The Medusa Sacrifice started with a desire to re-use the Medusan Cascade that was so brilliantly used in the Doctor Who Season Four finale. There isn’t a lot of information about it, really, except that it is a sort of malleable part of space where reality isn’t what it ought to be.

In Sound of Drums, the 2007 penultimate episode of Doctor Who, The Master says that The Doctor sealed the rift at the Medusa Cascade. In Fires of Pompeii, Eveline the prophetess says to him "Your real name is hidden. It burns in the stars, in the Cascade of Medusa herself". So there’s some mythology and some history there. But as far as setting a story there is concerned, there’s still something of a blank page.

The idea came to me that sealing the rift requires some sacrifice, and that, when The Doctor sealed it the last time, it did actually cause the death of a fellow Time Lord. The name of that Time Lord was carefully avoided until the last couple of pages. Cal Lupus of the House of Oakdaene has appeared in a half a dozen Theta Sigma stories and is likely to be in a few more of them. He becomes a good, close friend to Chrístõ, and something of his right hand man. The idea that he might have stronger feelings for him only really came to me in context of this story. It probably won’t be apparent in the Theta Sigma stories.

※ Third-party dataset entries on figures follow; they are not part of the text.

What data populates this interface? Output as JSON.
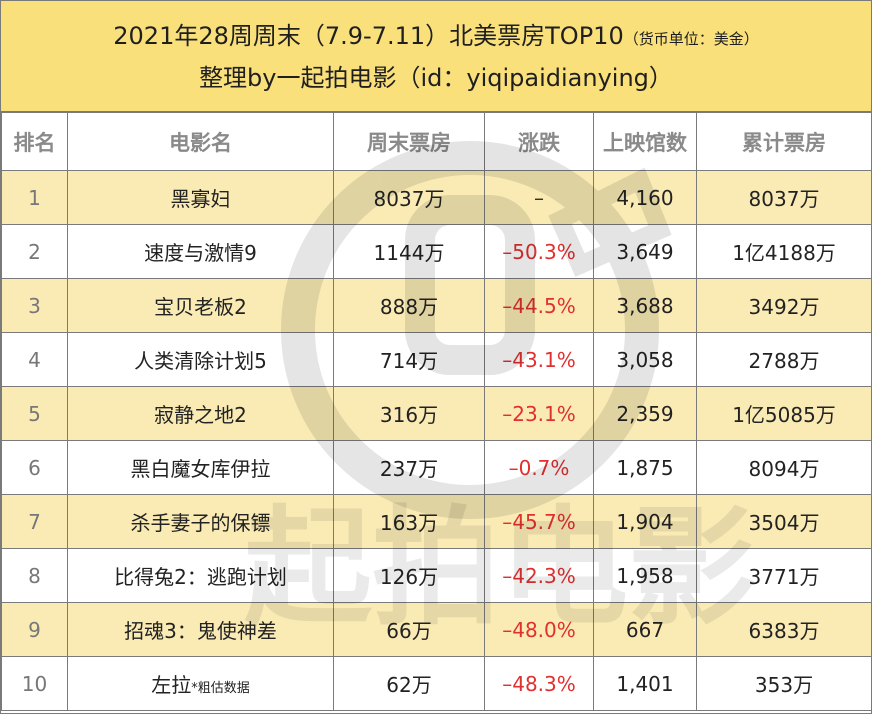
{
  "title": {
    "line1_main": "2021年28周周末（7.9-7.11）北美票房TOP10",
    "line1_note": "（货币单位：美金）",
    "line2": "整理by一起拍电影（id：yiqipaidianying）"
  },
  "columns": [
    "排名",
    "电影名",
    "周末票房",
    "涨跌",
    "上映馆数",
    "累计票房"
  ],
  "rows": [
    {
      "rank": "1",
      "title": "黑寡妇",
      "note": "",
      "weekend": "8037万",
      "change": "–",
      "theaters": "4,160",
      "total": "8037万"
    },
    {
      "rank": "2",
      "title": "速度与激情9",
      "note": "",
      "weekend": "1144万",
      "change": "–50.3%",
      "theaters": "3,649",
      "total": "1亿4188万"
    },
    {
      "rank": "3",
      "title": "宝贝老板2",
      "note": "",
      "weekend": "888万",
      "change": "–44.5%",
      "theaters": "3,688",
      "total": "3492万"
    },
    {
      "rank": "4",
      "title": "人类清除计划5",
      "note": "",
      "weekend": "714万",
      "change": "–43.1%",
      "theaters": "3,058",
      "total": "2788万"
    },
    {
      "rank": "5",
      "title": "寂静之地2",
      "note": "",
      "weekend": "316万",
      "change": "–23.1%",
      "theaters": "2,359",
      "total": "1亿5085万"
    },
    {
      "rank": "6",
      "title": "黑白魔女库伊拉",
      "note": "",
      "weekend": "237万",
      "change": "–0.7%",
      "theaters": "1,875",
      "total": "8094万"
    },
    {
      "rank": "7",
      "title": "杀手妻子的保镖",
      "note": "",
      "weekend": "163万",
      "change": "–45.7%",
      "theaters": "1,904",
      "total": "3504万"
    },
    {
      "rank": "8",
      "title": "比得兔2：逃跑计划",
      "note": "",
      "weekend": "126万",
      "change": "–42.3%",
      "theaters": "1,958",
      "total": "3771万"
    },
    {
      "rank": "9",
      "title": "招魂3：鬼使神差",
      "note": "",
      "weekend": "66万",
      "change": "–48.0%",
      "theaters": "667",
      "total": "6383万"
    },
    {
      "rank": "10",
      "title": "左拉",
      "note": "*粗估数据",
      "weekend": "62万",
      "change": "–48.3%",
      "theaters": "1,401",
      "total": "353万"
    }
  ],
  "watermark": {
    "text": "起拍电影"
  },
  "colors": {
    "header_yellow": "#f9e07a",
    "row_highlight": "#f9e5a0",
    "decline_red": "#e03030",
    "border": "#7a7a7a"
  }
}
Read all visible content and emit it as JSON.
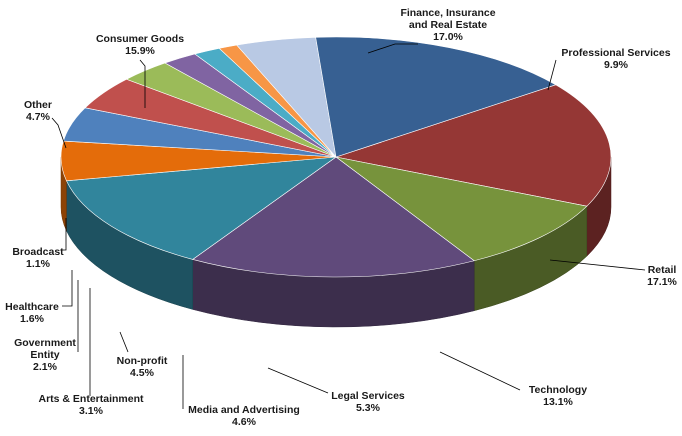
{
  "chart_data": {
    "type": "pie",
    "title": "",
    "style": "3d-exploded-none",
    "slices": [
      {
        "label": "Finance, Insurance and Real Estate",
        "value_label": "17.0%",
        "value": 17.0,
        "color": "#953735"
      },
      {
        "label": "Professional Services",
        "value_label": "9.9%",
        "value": 9.9,
        "color": "#77933c"
      },
      {
        "label": "Retail",
        "value_label": "17.1%",
        "value": 17.1,
        "color": "#604a7b"
      },
      {
        "label": "Technology",
        "value_label": "13.1%",
        "value": 13.1,
        "color": "#31859c"
      },
      {
        "label": "Legal Services",
        "value_label": "5.3%",
        "value": 5.3,
        "color": "#e46c0a"
      },
      {
        "label": "Media and Advertising",
        "value_label": "4.6%",
        "value": 4.6,
        "color": "#4f81bd"
      },
      {
        "label": "Non-profit",
        "value_label": "4.5%",
        "value": 4.5,
        "color": "#c0504d"
      },
      {
        "label": "Arts & Entertainment",
        "value_label": "3.1%",
        "value": 3.1,
        "color": "#9bbb59"
      },
      {
        "label": "Government Entity",
        "value_label": "2.1%",
        "value": 2.1,
        "color": "#8064a2"
      },
      {
        "label": "Healthcare",
        "value_label": "1.6%",
        "value": 1.6,
        "color": "#4bacc6"
      },
      {
        "label": "Broadcast",
        "value_label": "1.1%",
        "value": 1.1,
        "color": "#f79646"
      },
      {
        "label": "Other",
        "value_label": "4.7%",
        "value": 4.7,
        "color": "#b9c9e4"
      },
      {
        "label": "Consumer Goods",
        "value_label": "15.9%",
        "value": 15.9,
        "color": "#376092"
      }
    ]
  }
}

‘People made of smoke’ is a phrase first mentioned by the seventh Doctor in that famous soliloquy in the last moments of the last episode of the series.

“"There are worlds out there where the sky is burning, and the sea's asleep, and the rivers dream. People made of smoke, and cities made of song. Somewhere there's danger, somewhere there’s injustice, and somewhere else the tea's getting cold! Come on, Ace — we’ve got work to do!"

I always wanted to get the ‘people made of smoke’ into a story, but never quite worked it out. Funnily enough, I’d already started to describe the formless lost souls when I remembered that quote.

The bonding of the Artron energy body to give Spenser his life back – even though it meant Cal was doomed to remain in the Cascade as a non-corporeal being, stretches the possibilities of what Artron energy can do. But there aren’t many limits to that. After all, Artron energy is what makes Jack Harkness immortal and we’ve seen now just how immortal he is after his resurrection in Children of Earth. What happened to Spenser is pretty simple in comparison.

The relationship between Spenser and Davie is one that is proving very durable. It will have to end one of these days, but there are a couple more emotional storylines for them both first. I can at least promise you they’re not going to go down like Captain Jack and Ianto Jones.